Physics Letters B (Aug 2024)
Acceleration as a circular motion along an imaginary circle: Kubo-Martin-Schwinger condition for accelerating field theories in imaginary-time formalism
Abstract
We discuss the imaginary-time formalism for field theories in thermal equilibrium in uniformly accelerating frames. We show that under a Wick rotation of Minkowski spacetime, the Rindler event horizon shrinks to a point in a two-dimensional subspace tangential to the acceleration direction and the imaginary time.

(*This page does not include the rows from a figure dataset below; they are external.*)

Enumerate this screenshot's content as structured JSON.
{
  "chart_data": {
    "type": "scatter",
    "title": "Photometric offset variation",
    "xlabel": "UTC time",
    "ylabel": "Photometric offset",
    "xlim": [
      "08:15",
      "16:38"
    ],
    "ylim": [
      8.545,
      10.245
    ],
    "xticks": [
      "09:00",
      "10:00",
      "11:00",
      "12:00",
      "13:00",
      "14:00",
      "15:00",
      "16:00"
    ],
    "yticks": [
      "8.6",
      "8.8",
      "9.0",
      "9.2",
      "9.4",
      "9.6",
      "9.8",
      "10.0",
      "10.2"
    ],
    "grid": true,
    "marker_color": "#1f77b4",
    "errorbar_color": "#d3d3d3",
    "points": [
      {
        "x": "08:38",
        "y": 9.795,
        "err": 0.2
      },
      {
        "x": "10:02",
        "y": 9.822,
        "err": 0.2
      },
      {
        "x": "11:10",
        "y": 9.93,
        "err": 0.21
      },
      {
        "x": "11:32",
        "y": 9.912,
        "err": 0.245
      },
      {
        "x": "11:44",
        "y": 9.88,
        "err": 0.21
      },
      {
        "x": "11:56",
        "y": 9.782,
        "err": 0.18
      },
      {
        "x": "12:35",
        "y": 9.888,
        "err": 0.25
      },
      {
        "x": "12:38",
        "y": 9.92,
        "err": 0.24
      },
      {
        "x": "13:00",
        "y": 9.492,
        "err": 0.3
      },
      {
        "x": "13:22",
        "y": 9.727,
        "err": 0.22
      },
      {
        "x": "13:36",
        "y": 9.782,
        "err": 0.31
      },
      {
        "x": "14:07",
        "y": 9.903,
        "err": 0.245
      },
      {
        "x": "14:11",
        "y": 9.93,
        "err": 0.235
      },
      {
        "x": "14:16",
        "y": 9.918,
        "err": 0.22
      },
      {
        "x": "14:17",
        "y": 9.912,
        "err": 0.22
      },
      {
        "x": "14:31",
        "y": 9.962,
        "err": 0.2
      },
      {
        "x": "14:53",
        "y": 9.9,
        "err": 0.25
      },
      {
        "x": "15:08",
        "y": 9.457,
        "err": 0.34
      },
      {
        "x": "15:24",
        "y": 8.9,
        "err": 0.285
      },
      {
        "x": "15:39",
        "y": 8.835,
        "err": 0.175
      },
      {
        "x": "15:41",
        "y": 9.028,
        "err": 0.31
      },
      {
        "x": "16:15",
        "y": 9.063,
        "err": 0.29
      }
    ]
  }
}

We demonstrate that the accelerated version of the Kubo-Martin-Schwinger (KMS) condition implies an identification of all spacetime points related by integer-multiple rotations in the tangential subspace about this Euclidean Rindler event-horizon point, with the rotational quanta defined by the thermal acceleration, α=a/T. In the Wick-rotated Rindler hyperbolic coordinates, the KMS relations reduce to standard (anti-)periodic boundary conditions in terms of the imaginary proper time (rapidity) coordinate. Our findings pave the way to study, using first-principle lattice simulations, the Hawking-Unruh radiation in geometries with event horizons, phase transitions in accelerating Early Universe and early stages of quark-gluon plasma created in relativistic heavy-ion collisions.